Beberapa oxbow juga sedang tahap revitalisasi agar bermanfaat bagi masyarakat, salah satunya untuk budidaya ikan dan mengairi sawah. Seperti pada oxbow wilayah Satgas Citarum Harum Sektor 6, yakni oxbow Sapan di Desa Wargamekar dan Oxbow Haur Cucuk 1 di Desa Tegalluar.
Hingga kini Pemerintah Daerah Kota Bandung telah membangun beberapa oxbow sebagai bagian dari strategi pengelolaan lingkungan. Meliputi Oxbow Cicukang (Desa Mekarrahayu), Oxbow Sapan (Desa Wargamekar), Oxbow Haur Cucuk 1 (Desa Tegalluar), Oxbow Haur Cucuk dan Jelekong (Desa Sumbersari), Oxbow Rancamanyar, dan masih banyak lainnya.
Dari banyaknya oxbow yang sudah dibangun, ada salah satu oxbow yang menarik karena didukung dengan fasilitas memadai, yakni Oxbow Cicukang. TPST ini menggunakan teknologi Refused Derived Fuel (RDF) atau insinerator untuk pengolahan sampah.
Teknologi ini dapat mengolah 15 ton sampah per hari. Luhut Binsar Pandjaitan bahkan memuji pengolahan sampah di TPST Oxbow Cicukang karena berstandar bagus, dengan kemampuan mengolah 1 ton sampah per jam. Sehingga TPST ini diharapkan dapat mengurangi pembuangan sampah ke Sungai Citarum.
Meski begitu, pemerintah menghadapi beberapa tantangan dalam pengelolaan oxbow di wilayah Bandung Raya, terutama dalam hal penanganan sampah. Salah satu tantangannya mengatasi volume sampah yang sangat besar, seperti yang terjadi di Oxbow Cicukang, di mana ratusan ton sampah kiriman dari berbagai wilayah Bandung Raya menumpuk.

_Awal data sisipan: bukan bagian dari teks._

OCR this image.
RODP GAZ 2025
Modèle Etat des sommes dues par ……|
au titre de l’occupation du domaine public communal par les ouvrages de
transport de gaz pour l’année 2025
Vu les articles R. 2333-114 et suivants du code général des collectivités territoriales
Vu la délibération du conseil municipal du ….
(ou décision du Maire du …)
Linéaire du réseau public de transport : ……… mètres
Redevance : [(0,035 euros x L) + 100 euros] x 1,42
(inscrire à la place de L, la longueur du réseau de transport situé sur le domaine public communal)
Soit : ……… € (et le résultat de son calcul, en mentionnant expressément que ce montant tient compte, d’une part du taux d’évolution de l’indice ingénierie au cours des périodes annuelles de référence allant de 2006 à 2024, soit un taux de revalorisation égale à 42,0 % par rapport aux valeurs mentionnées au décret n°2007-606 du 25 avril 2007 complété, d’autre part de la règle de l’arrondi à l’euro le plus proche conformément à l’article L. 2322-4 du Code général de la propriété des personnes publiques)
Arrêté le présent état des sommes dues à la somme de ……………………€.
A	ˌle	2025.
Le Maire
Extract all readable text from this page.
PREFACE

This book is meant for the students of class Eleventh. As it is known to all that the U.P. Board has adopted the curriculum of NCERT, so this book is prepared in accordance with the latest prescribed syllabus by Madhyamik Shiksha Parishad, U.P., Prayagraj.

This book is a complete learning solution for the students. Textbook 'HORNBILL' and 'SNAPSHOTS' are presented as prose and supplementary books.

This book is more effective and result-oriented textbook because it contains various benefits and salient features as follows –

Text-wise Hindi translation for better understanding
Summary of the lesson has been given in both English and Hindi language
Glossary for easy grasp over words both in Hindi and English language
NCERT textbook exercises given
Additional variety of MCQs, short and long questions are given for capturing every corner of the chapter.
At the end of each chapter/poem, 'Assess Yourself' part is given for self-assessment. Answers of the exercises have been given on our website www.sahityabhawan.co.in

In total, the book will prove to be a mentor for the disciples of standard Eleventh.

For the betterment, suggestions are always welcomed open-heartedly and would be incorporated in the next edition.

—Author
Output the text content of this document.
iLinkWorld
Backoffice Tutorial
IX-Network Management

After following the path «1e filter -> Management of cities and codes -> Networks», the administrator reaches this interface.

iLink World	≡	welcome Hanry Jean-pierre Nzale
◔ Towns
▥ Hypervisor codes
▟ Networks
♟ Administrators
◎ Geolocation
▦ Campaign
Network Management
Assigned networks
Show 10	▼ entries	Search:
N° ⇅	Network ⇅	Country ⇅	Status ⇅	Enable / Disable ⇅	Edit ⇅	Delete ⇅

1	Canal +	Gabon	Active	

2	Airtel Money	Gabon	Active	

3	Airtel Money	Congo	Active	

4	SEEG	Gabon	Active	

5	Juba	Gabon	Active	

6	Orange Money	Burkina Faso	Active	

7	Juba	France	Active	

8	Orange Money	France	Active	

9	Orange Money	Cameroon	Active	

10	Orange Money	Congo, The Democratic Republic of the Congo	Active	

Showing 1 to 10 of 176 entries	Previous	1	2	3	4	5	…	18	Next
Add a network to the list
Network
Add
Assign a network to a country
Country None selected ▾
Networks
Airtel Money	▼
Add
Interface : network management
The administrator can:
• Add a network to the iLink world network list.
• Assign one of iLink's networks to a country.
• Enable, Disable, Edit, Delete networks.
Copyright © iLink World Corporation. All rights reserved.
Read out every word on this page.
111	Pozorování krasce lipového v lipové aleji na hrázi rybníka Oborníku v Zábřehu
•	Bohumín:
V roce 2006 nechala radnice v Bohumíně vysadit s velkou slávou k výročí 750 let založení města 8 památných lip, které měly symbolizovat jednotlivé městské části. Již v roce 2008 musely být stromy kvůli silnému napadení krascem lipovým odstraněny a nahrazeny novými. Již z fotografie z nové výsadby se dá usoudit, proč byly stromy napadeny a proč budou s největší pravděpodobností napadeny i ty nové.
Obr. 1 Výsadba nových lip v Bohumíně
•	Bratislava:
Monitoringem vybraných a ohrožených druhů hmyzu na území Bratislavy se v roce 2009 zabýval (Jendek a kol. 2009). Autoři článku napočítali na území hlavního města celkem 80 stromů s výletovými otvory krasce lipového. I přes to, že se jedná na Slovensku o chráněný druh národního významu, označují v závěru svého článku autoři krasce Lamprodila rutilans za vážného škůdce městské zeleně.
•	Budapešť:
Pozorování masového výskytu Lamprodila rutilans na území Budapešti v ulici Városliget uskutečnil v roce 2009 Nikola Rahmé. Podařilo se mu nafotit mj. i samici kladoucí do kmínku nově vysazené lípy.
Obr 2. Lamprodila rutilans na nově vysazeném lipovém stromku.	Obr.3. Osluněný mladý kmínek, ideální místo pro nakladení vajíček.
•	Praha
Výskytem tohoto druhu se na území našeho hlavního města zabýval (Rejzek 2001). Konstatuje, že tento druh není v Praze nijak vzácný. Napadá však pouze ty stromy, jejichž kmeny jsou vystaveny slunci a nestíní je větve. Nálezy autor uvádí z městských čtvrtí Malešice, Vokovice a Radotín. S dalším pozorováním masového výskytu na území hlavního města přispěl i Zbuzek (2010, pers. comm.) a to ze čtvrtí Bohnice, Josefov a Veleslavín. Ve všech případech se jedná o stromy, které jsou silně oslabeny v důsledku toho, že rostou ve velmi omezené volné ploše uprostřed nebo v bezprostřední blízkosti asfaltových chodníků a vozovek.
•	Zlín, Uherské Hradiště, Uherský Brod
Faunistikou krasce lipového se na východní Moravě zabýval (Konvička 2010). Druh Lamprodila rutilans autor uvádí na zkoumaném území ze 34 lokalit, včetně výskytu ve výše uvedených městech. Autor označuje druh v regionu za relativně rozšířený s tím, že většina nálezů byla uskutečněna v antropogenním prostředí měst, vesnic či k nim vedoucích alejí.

Keberhasilan pelestarian oxbow di Kota Bandung tidak hanya bergantung pada pemerintah, tetapi juga memerlukan peran aktif masyarakat. Kesadaran warga dalam menjaga kebersihan lingkungan menjadi faktor kunci dalam mengoptimalkan fungsi oxbow sebagai area resapan air dan manfaat lainnya bagi warga.
Lebih dari itu, dengan menjadikan oxbow sebagai tempat wisata edukatif, warga tidak hanya menikmati keindahan alam, tetapi juga turut serta dalam menjaga kelestariannya. Dengan keterlibatan aktif dari semua pihak, oxbow di Kota Bandung dapat terus berfungsi sebagai solusi hijau yang berkelanjutan untuk lingkungan perkotaan.
Kesimpulannya, oxbow di Kota Bandung memiliki peranan yang sangat penting dalam menjaga keseimbangan ekosistem dan mengurangi dampak lingkungan di perkotaan. Dengan dukungan pemerintah serta keterlibatan masyarakat, oxbow dapat menjadi solusi jangka panjang dalam menghadapi tantangan lingkungan.